His mother, he said, was responsible for one unconventional piece of décor.

“Instead of having a lamp next to the chair in the front room, like most people had, we had a great big spring that was barely liftable,” Grange told The Daily Telegraph. “It was her pride and joy. She was somebody completely in love with manufacturing and was an influence on me — her work ethic particularly.”

As a teenager, Grange worked at the spring factory and studied drawing and lettering at the Willesden School of Art and Crafts.
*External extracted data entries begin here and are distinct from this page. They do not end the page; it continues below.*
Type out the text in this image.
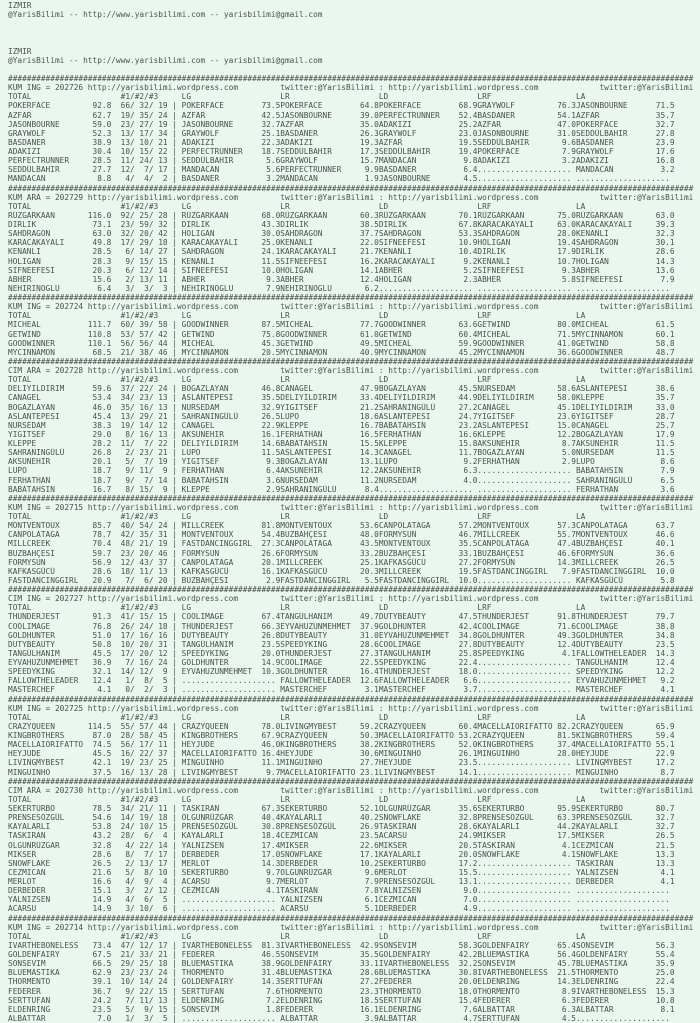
IZMIR
@YarisBilimi -- http://www.yarisbilimi.com -- yarisbilimi@gmail.com
IZMIR
@YarisBilimi -- http://www.yarisbilimi.com -- yarisbilimi@gmail.com
##################################################################################################################################################
KUM ING = 202726 http://yarisbilimi.wordpress.com         twitter:@YarisBilimi : http://yarisbilimi.wordpress.com             twitter:@YarisBilimi
TOTAL                   #1/#2/#3     LG                   LR                   LD                   LRF                  LA
POKERFACE         92.8  66/ 32/ 19 | POKERFACE        73.5POKERFACE        64.8POKERFACE        68.9GRAYWOLF         76.3JASONBOURNE      71.5
AZFAR             62.7  19/ 35/ 24 | AZFAR            42.5JASONBOURNE      39.0PERFECTRUNNER    52.4BASDANER         54.1AZFAR            35.7
JASONBOURNE       59.0  23/ 27/ 19 | JASONBOURNE      32.7AZFAR            35.0ADAKIZI          25.2AZFAR            47.0POKERFACE        32.7
GRAYWOLF          52.3  13/ 17/ 34 | GRAYWOLF         25.1BASDANER         26.3GRAYWOLF         23.0JASONBOURNE      31.0SEDDÜLBAHIR      27.8
BASDANER          38.9  13/ 10/ 21 | ADAKIZI          22.3ADAKIZI          19.3AZFAR            19.5SEDDÜLBAHIR       9.6BASDANER         23.9
ADAKIZI           30.4  10/ 15/ 22 | PERFECTRUNNER    18.7SEDDÜLBAHIR      17.3SEDDÜLBAHIR      19.4POKERFACE         7.9GRAYWOLF         17.6
PERFECTRUNNER     28.5  11/ 24/ 13 | SEDDÜLBAHIR       5.6GRAYWOLF         15.7MANDACAN          9.8ADAKIZI           3.2ADAKIZI          16.8
SEDDÜLBAHIR       27.7  12/  7/ 17 | MANDACAN          5.6PERFECTRUNNER     9.9BASDANER          6.4.................... MANDACAN          3.2
MANDACAN           8.8   4/  4/  2 | BASDANER          3.2MANDACAN          1.9JASONBOURNE       4.5.................... ....................
##################################################################################################################################################
KUM ARA = 202729 http://yarisbilimi.wordpress.com         twitter:@YarisBilimi : http://yarisbilimi.wordpress.com             twitter:@YarisBilimi
TOTAL                   #1/#2/#3     LG                   LR                   LD                   LRF                  LA
RÜZGARKAAN       116.0  92/ 25/ 28 | RÜZGARKAAN       68.0RÜZGARKAAN       60.3RÜZGARKAAN       70.1RÜZGARKAAN       75.0RÜZGARKAAN       63.0
DIRLIK            73.1  23/ 59/ 32 | DIRLIK           43.3DIRLIK           38.5DIRLIK           67.8KARACAKAYALI     63.0KARACAKAYALI     39.3
SAHDRAGON         63.0  32/ 20/ 42 | HOLIGAN          30.0SAHDRAGON        37.7SAHDRAGON        53.3SAHDRAGON        28.0KENANLI          32.3
KARACAKAYALI      49.8  17/ 29/ 18 | KARACAKAYALI     25.0KENANLI          22.0SIFNEEFESI       10.9HOLIGAN          19.4SAHDRAGON        30.1
KENANLI           28.5   6/ 14/ 27 | SAHDRAGON        24.1KARACAKAYALI     21.7KENANLI          10.4DIRLIK           17.9DIRLIK           28.6
HOLIGAN           28.3   9/ 15/ 15 | KENANLI          11.5SIFNEEFESI       16.2KARACAKAYALI      9.2KENANLI          10.7HOLIGAN          14.3
SIFNEEFESI        20.3   6/ 12/ 14 | SIFNEEFESI       10.0HOLIGAN          14.1ABHER             5.2SIFNEEFESI        9.3ABHER            13.6
ABHER             15.6   2/ 13/ 11 | ABHER             9.3ABHER            12.4HOLIGAN           2.3ABHER             5.8SIFNEEFESI        7.9
NEHIRINOGLU        6.4   3/  3/  3 | NEHIRINOGLU       7.9NEHIRINOGLU       6.2.................... .................... ....................
##################################################################################################################################################
KUM ING = 202724 http://yarisbilimi.wordpress.com         twitter:@YarisBilimi : http://yarisbilimi.wordpress.com             twitter:@YarisBilimi
TOTAL                   #1/#2/#3     LG                   LR                   LD                   LRF                  LA
MICHEAL          111.7  60/ 39/ 58 | GOODWINNER       87.5MICHEAL          77.7GOODWINNER       63.6GETWIND          80.0MICHEAL          61.5
GETWIND          110.8  53/ 57/ 42 | GETWIND          75.8GOODWINNER       61.0GETWIND          60.4MICHEAL          71.5MYCINNAMON       60.1
GOODWINNER       110.1  56/ 56/ 44 | MICHEAL          45.3GETWIND          49.5MICHEAL          59.9GOODWINNER       41.0GETWIND          58.8
MYCINNAMON        68.5  21/ 38/ 46 | MYCINNAMON       20.5MYCINNAMON       40.9MYCINNAMON       45.2MYCINNAMON       36.6GOODWINNER       48.7
##################################################################################################################################################
CIM ARA = 202728 http://yarisbilimi.wordpress.com         twitter:@YarisBilimi : http://yarisbilimi.wordpress.com             twitter:@YarisBilimi
TOTAL                   #1/#2/#3     LG                   LR                   LD                   LRF                  LA
DELIYILDIRIM      59.6  37/ 22/ 24 | BOGAZLAYAN       46.8CANAGEL          47.9BOGAZLAYAN       45.5NURSEDAM         58.6ASLANTEPESI      38.6
CANAGEL           53.4  34/ 23/ 13 | ASLANTEPESI      35.5DELIYILDIRIM     33.4DELIYILDIRIM     44.9DELIYILDIRIM     58.0KLEPPE           35.7
BOGAZLAYAN        46.0  35/ 16/ 13 | NURSEDAM         32.9YIGITSEF         21.2SAHRANINGÜLÜ     27.2CANAGEL          45.1DELIYILDIRIM     33.0
ASLANTEPESI       45.4  13/ 29/ 21 | SAHRANINGÜLÜ     26.5LUPO             18.6ASLANTEPESI      24.7YIGITSEF         23.6YIGITSEF         28.7
NURSEDAM          38.3  19/ 14/ 12 | CANAGEL          22.9KLEPPE           16.7BABATAHSIN       23.2ASLANTEPESI      15.0CANAGEL          25.7
YIGITSEF          29.0   8/ 16/ 13 | AKSUNEHIR        16.1FERHATHAN        16.5FERHATHAN        16.6KLEPPE           12.2BOGAZLAYAN       17.9
KLEPPE            28.2  11/  7/ 22 | DELIYILDIRIM     14.6BABATAHSIN       15.5KLEPPE           15.8AKSUNEHIR         8.7AKSUNEHIR        11.5
SAHRANINGÜLÜ      26.8   2/ 23/ 21 | LUPO             11.5ASLANTEPESI      14.3CANAGEL          11.7BOGAZLAYAN        5.0NURSEDAM         11.5
AKSUNEHIR         20.1   5/  7/ 19 | YIGITSEF          9.3BOGAZLAYAN       13.1LUPO              9.2FERHATHAN         2.9LUPO              8.6
LUPO              18.7   9/ 11/  9 | FERHATHAN         6.4AKSUNEHIR        12.2AKSUNEHIR         6.3.................... BABATAHSIN        7.9
FERHATHAN         18.7   9/  7/ 14 | BABATAHSIN        3.6NURSEDAM         11.2NURSEDAM          4.0.................... SAHRANINGÜLÜ      6.5
BABATAHSIN        16.7   8/ 15/  9 | KLEPPE            2.9SAHRANINGÜLÜ      8.4.................... .................... FERHATHAN         3.6
##################################################################################################################################################
KUM ING = 202715 http://yarisbilimi.wordpress.com         twitter:@YarisBilimi : http://yarisbilimi.wordpress.com             twitter:@YarisBilimi
TOTAL                   #1/#2/#3     LG                   LR                   LD                   LRF                  LA
MONTVENTOUX       85.7  40/ 54/ 24 | MILLCREEK        81.8MONTVENTOUX      53.6CANPOLATAGA      57.2MONTVENTOUX      57.3CANPOLATAGA      63.7
CANPOLATAGA       78.7  42/ 35/ 31 | MONTVENTOUX      54.4BUZBAHÇESI       48.0FORMYSUN         46.7MILLCREEK        55.7MONTVENTOUX      46.6
MILLCREEK         70.4  48/ 21/ 19 | FASTDANCINGGIRL  27.3CANPOLATAGA      43.5MONTVENTOUX      35.5CANPOLATAGA      47.4BUZBAHÇESI       40.1
BUZBAHÇESI        59.7  23/ 20/ 46 | FORMYSUN         26.6FORMYSUN         33.2BUZBAHÇESI       33.1BUZBAHÇESI       46.6FORMYSUN         36.6
FORMYSUN          56.9  12/ 43/ 37 | CANPOLATAGA      20.1MILLCREEK        25.1KAFKASGÜCÜ       27.2FORMYSUN         14.3MILLCREEK        26.5
KAFKASGÜCÜ        28.6  18/ 11/ 13 | KAFKASGÜCÜ       16.1KAFKASGÜCÜ       20.3MILLCREEK        19.5FASTDANCINGGIRL   7.9FASTDANCINGGIRL  10.0
FASTDANCINGGIRL   20.9   7/  6/ 20 | BUZBAHÇESI        2.9FASTDANCINGGIRL   5.5FASTDANCINGGIRL  10.0.................... KAFKASGÜCÜ        5.8
##################################################################################################################################################
CIM ING = 202727 http://yarisbilimi.wordpress.com         twitter:@YarisBilimi : http://yarisbilimi.wordpress.com             twitter:@YarisBilimi
TOTAL                   #1/#2/#3     LG                   LR                   LD                   LRF                  LA
THUNDERJEST       91.3  41/ 15/ 15 | COOLIMAGE        67.4TANGÜLHANIM      49.7DUTYBEAUTY       47.5THUNDERJEST      91.8THUNDERJEST      79.7
COOLIMAGE         76.8  26/ 24/ 18 | THUNDERJEST      66.3EYVAHUZUNMEHMET  37.9GOLDHUNTER       42.4COOLIMAGE        71.6COOLIMAGE        38.8
GOLDHUNTER        51.0  17/ 16/ 16 | DUTYBEAUTY       26.8DUTYBEAUTY       31.0EYVAHUZUNMEHMET  34.8GOLDHUNTER       49.3GOLDHUNTER       34.8
DUTYBEAUTY        50.8  10/ 20/ 31 | TANGÜLHANIM      23.5SPEEDYKING       28.6COOLIMAGE        27.8DUTYBEAUTY       12.4DUTYBEAUTY       23.5
TANGÜLHANIM       45.5  17/ 20/ 12 | SPEEDYKING       20.0THUNDERJEST      27.3TANGÜLHANIM      25.8SPEEDYKING        4.1FALLOWTHELEADER  14.3
EYVAHUZUNMEHMET   36.9   7/ 16/ 24 | GOLDHUNTER       14.9COOLIMAGE        22.5SPEEDYKING       22.4.................... TANGÜLHANIM      12.4
SPEEDYKING        32.1  14/ 12/  9 | EYVAHUZUNMEHMET  10.3GOLDHUNTER       16.4THUNDERJEST      18.0.................... SPEEDYKING       12.2
FALLOWTHELEADER   12.4   1/  8/  5 | .................... FALLOWTHELEADER  12.6FALLOWTHELEADER   6.6.................... EYVAHUZUNMEHMET   9.2
MASTERCHEF         4.1   0/  2/  3 | .................... MASTERCHEF        3.1MASTERCHEF        3.7.................... MASTERCHEF        4.1
##################################################################################################################################################
KUM ING = 202725 http://yarisbilimi.wordpress.com         twitter:@YarisBilimi : http://yarisbilimi.wordpress.com             twitter:@YarisBilimi
TOTAL                   #1/#2/#3     LG                   LR                   LD                   LRF                  LA
CRAZYQUEEN       114.5  55/ 57/ 44 | CRAZYQUEEN       78.0LIVINGMYBEST     59.2CRAZYQUEEN       60.4MACELLAIORIFATTO 82.2CRAZYQUEEN       65.9
KINGBROTHERS      87.0  28/ 58/ 45 | KINGBROTHERS     67.9CRAZYQUEEN       50.3MACELLAIORIFATTO 53.2CRAZYQUEEN       81.5KINGBROTHERS     59.4
MACELLAIORIFATTO  74.5  56/ 17/ 11 | HEYJUDE          46.0KINGBROTHERS     38.2KINGBROTHERS     52.0KINGBROTHERS     37.4MACELLAIORIFATTO 55.1
HEYJUDE           45.5  16/ 22/ 37 | MACELLAIORIFATTO 16.4HEYJUDE          30.6MINGUINHO        26.1MINGUINHO        28.0HEYJUDE          22.9
LIVINGMYBEST      42.1  19/ 23/ 25 | MINGUINHO        11.1MINGUINHO        27.7HEYJUDE          23.5.................... LIVINGMYBEST     17.2
MINGUINHO         37.5  16/ 13/ 28 | LIVINGMYBEST      9.7MACELLAIORIFATTO 23.1LIVINGMYBEST     14.1.................... MINGUINHO         8.7
##################################################################################################################################################
CIM ARA = 202730 http://yarisbilimi.wordpress.com         twitter:@YarisBilimi : http://yarisbilimi.wordpress.com             twitter:@YarisBilimi
TOTAL                   #1/#2/#3     LG                   LR                   LD                   LRF                  LA
SEKERTURBO        78.5  34/ 21/ 11 | TASKIRAN         67.3SEKERTURBO       52.1OLGUNRÜZGAR      35.6SEKERTURBO       95.9SEKERTURBO       80.7
PRENSESÖZGÜL      54.6  14/ 19/ 18 | OLGUNRÜZGAR      40.4KAYALARLI        40.2SNOWFLAKE        32.8PRENSESÖZGÜL     63.3PRENSESÖZGÜL     32.7
KAYALARLI         53.8  24/ 10/ 15 | PRENSESÖZGÜL     30.8PRENSESÖZGÜL     26.9TASKIRAN         28.6KAYALARLI        44.2KAYALARLI        32.7
TASKIRAN          43.2  28/  6/  4 | KAYALARLI        18.4CEZMICAN         23.5ACARSU           24.9MIKSER           17.5MIKSER           26.5
OLGUNRÜZGAR       32.8   4/ 22/ 14 | YALNIZSEN        17.4MIKSER           22.6MIKSER           20.5TASKIRAN          4.1CEZMICAN         21.5
MIKSER            28.6   8/  7/ 17 | DERBEDER         17.0SNOWFLAKE        17.1KAYALARLI        20.0SNOWFLAKE         4.1SNOWFLAKE        13.3
SNOWFLAKE         26.5   2/ 13/ 17 | MERLOT           14.3DERBEDER         10.2SEKERTURBO       17.2.................... TASKIRAN         13.3
CEZMICAN          21.6   5/  8/ 10 | SEKERTURBO        9.7OLGUNRÜZGAR       9.6MERLOT           15.5.................... YALNIZSEN         4.1
MERLOT            16.6   4/  9/  4 | ACARSU            9.7MERLOT            7.9PRENSESÖZGÜL     13.1.................... DERBEDER          4.1
DERBEDER          15.1   3/  2/ 12 | CEZMICAN          4.1TASKIRAN          7.8YALNIZSEN         9.0.................... ....................
YALNIZSEN         14.9   4/  6/  5 | .................... YALNIZSEN         6.1CEZMICAN          7.0.................... ....................
ACARSU            14.9   3/ 10/  6 | .................... ACARSU            5.1DERBEDER          4.9.................... ....................
##################################################################################################################################################
KUM ING = 202714 http://yarisbilimi.wordpress.com         twitter:@YarisBilimi : http://yarisbilimi.wordpress.com             twitter:@YarisBilimi
TOTAL                   #1/#2/#3     LG                   LR                   LD                   LRF                  LA
IVARTHEBONELESS   73.4  47/ 12/ 17 | IVARTHEBONELESS  81.3IVARTHEBONELESS  42.9SONSEVIM         58.3GOLDENFAIRY      65.4SONSEVIM         56.3
GOLDENFAIRY       67.5  21/ 33/ 21 | FEDERER          46.5SONSEVIM         35.5GOLDENFAIRY      42.2BLUEMASTIKA      56.4GOLDENFAIRY      55.4
SONSEVIM          66.5  29/ 25/ 18 | BLUEMASTIKA      38.9GOLDENFAIRY      33.1IVARTHEBONELESS  32.2SONSEVIM         45.7BLUEMASTIKA      35.9
BLUEMASTIKA       62.9  23/ 23/ 24 | THORMENTO        31.4BLUEMASTIKA      28.6BLUEMASTIKA      30.8IVARTHEBONELESS  21.5THORMENTO        25.0
THORMENTO         39.1  10/ 14/ 24 | GOLDENFAIRY      14.3SERTTUFAN        27.2FEDERER          20.0ELDENRING        14.3ELDENRING        22.4
FEDERER           36.7   9/ 22/ 15 | SERTTUFAN         7.6THORMENTO        23.3THORMENTO        18.0THORMENTO         8.9IVARTHEBONELESS  15.3
SERTTUFAN         24.2   7/ 11/ 13 | ELDENRING         7.2ELDENRING        18.5SERTTUFAN        15.4FEDERER           6.3FEDERER          10.8
ELDENRING         23.5   5/  9/ 15 | SONSEVIM          1.8FEDERER          16.1ELDENRING         7.6ALBATTAR          6.3ALBATTAR          8.1
ALBATTAR           7.0   1/  3/  5 | .................... ALBATTAR          3.9ALBATTAR          4.7SERTTUFAN         4.5....................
After graduating in 1947, he worked for several architects, including Jack Howe, who also did industrial design work on bus shelters and lampposts.

Grange opened his own design firm in 1958. He founded Pentagram in 1972 with graphic designers Colin Forbes, Alan Fletcher and Mervyn Kurlansky, and architect Theo Crosby. He won the Duke of Edinburgh’s Prize for Elegant Design, later renamed the Prince Philip Designers Prize, twice.

He was knighted in 2013.

Grange’s marriages to Assunta Santella in 1952 and Philippa Algeo in 1971 ended in divorce.

He married Apryl Swift in 1984. She is his only immediate survivor.

Grange designed and built his own coffin. He got the idea after his mother died in 1997.

“I was at the undertakers looking through a terrible green catalog of coffins, all of which were awful and expensive, but we had to pick one,” he told The Daily Telegraph. “I thought to myself how ridiculous it is that I am spending my life haranguing people to live with well-designed things and when I go, it could be in one of these dumb boxes.”

He built a bookshelf that matched the shape of his body.

“This one fits me like a glove, and the lid is behind it — it’s just a matter of taking the bookshelves out, screwing the lid on and away we go,” he said. “The only problem will be getting whoever is responsible to follow my instruction.”

That would be his wife, Apryl.

“It’s a bit macabre, isn’t it?” she said. “So I think it might have to stay as a very useful bookcase.”